To convert the method, we walk through the bytecode and call methods on a JITVisit object (one for each kind of bytecode). The JITVisit class uses LLVM's IRBuilder class to build a big tree data structure that represents the actions that should be taken.

A simple example is that a goto bytecode instruction is translated into a Branch object and inserted into the IR. For most bytecode, the process is fairly straightforward, there being a simple set of IR objects to generate per bytecode.

Method Inlining

The most complicated bytecodes to generate IR for are the send instructions. This is because it's at these points that we have the opportunity to inline a method. When a method is inlined, the code to perform the method is inserted where the send instruction would normally be. This eliminates any calling overhead and allows LLVM to optimize more.

At this stage, control is handled to an Inliner object. The Inliner will only inline a method if it can see that the method was the the primary method called at a particular send instruction. Because Ruby is a dynamic language, any method call can always invoke a brand new method. But in reality, that happens rarely. Instead, most method calls always end up calling the same method over and over again. The profiling information that the InlineCaches have been gathering allows us to see that this is the case and perform inlining.

One constraint that the Inliner has is that it needs to avoid over-inlining. Over-inlining causes the generated function to become extremely large and slower than it would be if there were no inlining. To do this, the Inliner keeps track of the cost of a inlining. For every method that is inlined, the cost increases. When the cost reaches a threshold, no more inlining takes place.

Now that the Inliner has decided to go ahead and inline the method, it must insert a guard before the inlined code. This guard makes sure that the object is still of the type seen in the profiling information, and that therefore the inlined method code is the proper code to run. The generated IR for this looks something like:

if(obj->class == profiled_class) {
 result = inlined_code_for_method_name;
} else {
 result = obj->send method_name, …;

This allows Ruby code to continue to be dynamic, but exploits those points in the code where the dispatch is actually static.

After the JITVisit class has finished, control is handed off to optimize and generates machine code.

LLVM Optimization

Up to now, we've simply been constructing information to feed to LLVM. Now we actually hand over the IR to LLVM. The first thing LLVM does is run a number of optimization passes over the IR. This cleans up the IR and makes it quite a bit more efficient.
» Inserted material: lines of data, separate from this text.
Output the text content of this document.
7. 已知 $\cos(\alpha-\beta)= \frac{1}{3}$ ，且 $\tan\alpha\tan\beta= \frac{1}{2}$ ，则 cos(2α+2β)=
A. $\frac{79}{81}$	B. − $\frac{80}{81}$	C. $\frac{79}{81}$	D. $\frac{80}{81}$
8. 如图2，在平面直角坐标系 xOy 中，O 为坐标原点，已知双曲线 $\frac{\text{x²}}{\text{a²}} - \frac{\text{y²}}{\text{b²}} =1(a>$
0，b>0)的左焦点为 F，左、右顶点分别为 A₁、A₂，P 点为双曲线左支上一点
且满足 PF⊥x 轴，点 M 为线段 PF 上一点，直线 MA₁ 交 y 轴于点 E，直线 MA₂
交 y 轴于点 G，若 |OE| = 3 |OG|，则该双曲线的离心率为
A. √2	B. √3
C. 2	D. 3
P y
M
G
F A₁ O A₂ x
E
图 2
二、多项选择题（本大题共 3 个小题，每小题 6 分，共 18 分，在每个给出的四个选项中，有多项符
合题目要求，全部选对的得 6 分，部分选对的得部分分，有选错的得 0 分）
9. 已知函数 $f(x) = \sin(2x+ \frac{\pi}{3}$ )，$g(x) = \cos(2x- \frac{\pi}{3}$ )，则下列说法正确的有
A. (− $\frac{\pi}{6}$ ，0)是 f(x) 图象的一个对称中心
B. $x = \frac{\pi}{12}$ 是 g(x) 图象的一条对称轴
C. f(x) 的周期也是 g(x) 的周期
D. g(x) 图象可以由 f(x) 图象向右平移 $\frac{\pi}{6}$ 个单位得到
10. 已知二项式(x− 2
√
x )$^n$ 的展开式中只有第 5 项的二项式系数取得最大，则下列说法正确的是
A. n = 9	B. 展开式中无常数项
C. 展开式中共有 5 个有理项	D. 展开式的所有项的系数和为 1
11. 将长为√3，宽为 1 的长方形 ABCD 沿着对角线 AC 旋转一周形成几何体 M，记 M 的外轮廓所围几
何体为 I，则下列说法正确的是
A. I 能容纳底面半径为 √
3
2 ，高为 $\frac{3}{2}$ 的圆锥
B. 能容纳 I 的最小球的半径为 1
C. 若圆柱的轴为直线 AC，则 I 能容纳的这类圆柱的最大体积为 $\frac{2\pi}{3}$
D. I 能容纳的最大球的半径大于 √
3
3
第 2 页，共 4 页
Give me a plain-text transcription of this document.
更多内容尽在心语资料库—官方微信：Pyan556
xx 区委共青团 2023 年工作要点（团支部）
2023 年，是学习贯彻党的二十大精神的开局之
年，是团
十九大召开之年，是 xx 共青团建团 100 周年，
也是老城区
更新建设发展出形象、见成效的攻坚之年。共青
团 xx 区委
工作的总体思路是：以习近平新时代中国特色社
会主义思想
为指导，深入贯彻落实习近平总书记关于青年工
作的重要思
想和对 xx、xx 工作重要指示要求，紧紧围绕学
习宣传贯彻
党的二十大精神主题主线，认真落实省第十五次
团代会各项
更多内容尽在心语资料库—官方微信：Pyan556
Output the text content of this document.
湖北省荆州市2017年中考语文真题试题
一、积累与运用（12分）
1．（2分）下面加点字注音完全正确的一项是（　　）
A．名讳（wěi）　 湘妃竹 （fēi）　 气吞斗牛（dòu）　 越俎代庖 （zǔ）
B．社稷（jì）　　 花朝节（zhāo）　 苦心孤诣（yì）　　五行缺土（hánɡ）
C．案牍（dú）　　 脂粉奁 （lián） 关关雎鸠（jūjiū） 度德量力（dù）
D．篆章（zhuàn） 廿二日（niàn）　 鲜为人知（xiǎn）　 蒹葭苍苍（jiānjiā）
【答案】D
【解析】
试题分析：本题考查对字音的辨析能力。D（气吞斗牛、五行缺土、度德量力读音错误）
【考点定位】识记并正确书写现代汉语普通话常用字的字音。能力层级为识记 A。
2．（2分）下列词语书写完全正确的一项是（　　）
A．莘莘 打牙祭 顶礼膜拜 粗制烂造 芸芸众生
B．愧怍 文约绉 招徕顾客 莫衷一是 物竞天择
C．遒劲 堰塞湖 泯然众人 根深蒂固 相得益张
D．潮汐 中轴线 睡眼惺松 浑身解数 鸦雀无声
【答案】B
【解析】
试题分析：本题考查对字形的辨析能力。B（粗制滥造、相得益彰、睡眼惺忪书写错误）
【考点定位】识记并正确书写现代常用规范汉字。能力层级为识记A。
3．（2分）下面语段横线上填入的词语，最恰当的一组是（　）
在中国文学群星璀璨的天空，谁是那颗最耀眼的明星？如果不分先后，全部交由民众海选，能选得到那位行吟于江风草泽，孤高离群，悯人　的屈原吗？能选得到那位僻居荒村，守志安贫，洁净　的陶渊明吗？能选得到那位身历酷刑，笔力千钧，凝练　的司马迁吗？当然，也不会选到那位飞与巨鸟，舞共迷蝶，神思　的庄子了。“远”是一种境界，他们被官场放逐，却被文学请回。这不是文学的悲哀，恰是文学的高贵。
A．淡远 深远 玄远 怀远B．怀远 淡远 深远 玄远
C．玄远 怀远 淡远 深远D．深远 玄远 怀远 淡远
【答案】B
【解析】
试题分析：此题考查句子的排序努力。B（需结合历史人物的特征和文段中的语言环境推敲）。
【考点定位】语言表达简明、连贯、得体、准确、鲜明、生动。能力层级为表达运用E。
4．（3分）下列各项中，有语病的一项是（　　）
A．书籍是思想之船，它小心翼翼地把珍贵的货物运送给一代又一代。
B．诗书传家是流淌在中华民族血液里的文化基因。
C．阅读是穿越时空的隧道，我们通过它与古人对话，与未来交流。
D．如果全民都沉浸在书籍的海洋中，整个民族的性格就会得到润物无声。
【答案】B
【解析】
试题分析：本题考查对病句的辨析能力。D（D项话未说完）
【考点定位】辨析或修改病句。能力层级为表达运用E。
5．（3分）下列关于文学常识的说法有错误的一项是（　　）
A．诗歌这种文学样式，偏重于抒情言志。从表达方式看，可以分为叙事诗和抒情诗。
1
At this stage, the IR can be reduced in size by five to ten times by remove redundancies and reordering.

LLVM Code Generation

Finally, the optimized IR is run through LLVMs code generator. This code generator is fairly complex, but its API is extremely simple. When the generator finishes, it returns a function pointer that can be called to execute the code. We put this function pointer into a special slot on the original CompiledMethod.

By default, this slot in the object holds a pointer to the function that implements the interpreter. By swapping them, any future calling of the method automatically uses the new JIT'd version.


Because Ruby is so dynamic, there are cases where JIT'd code must be discarded. The primary example is where a method that was inlined is redefined. In this case, the VM keeps a table to know all methods that inlined the method being redefined. It resets those methods back to using the interpreter and tags the JIT'd code to be discarded. Because the method has been reset, it can now be JIT'd again later, incorporating the newly redefined method.

So those are the systems that interaction to make speed up Ruby. The process can achieve speeds up by as much as 10x over non JIT'd code. We've only begun to scratch the surface of the techniques we can use to strip even more dynamic aspects of the code away and make it faster. 2010 is going to be an exciting year.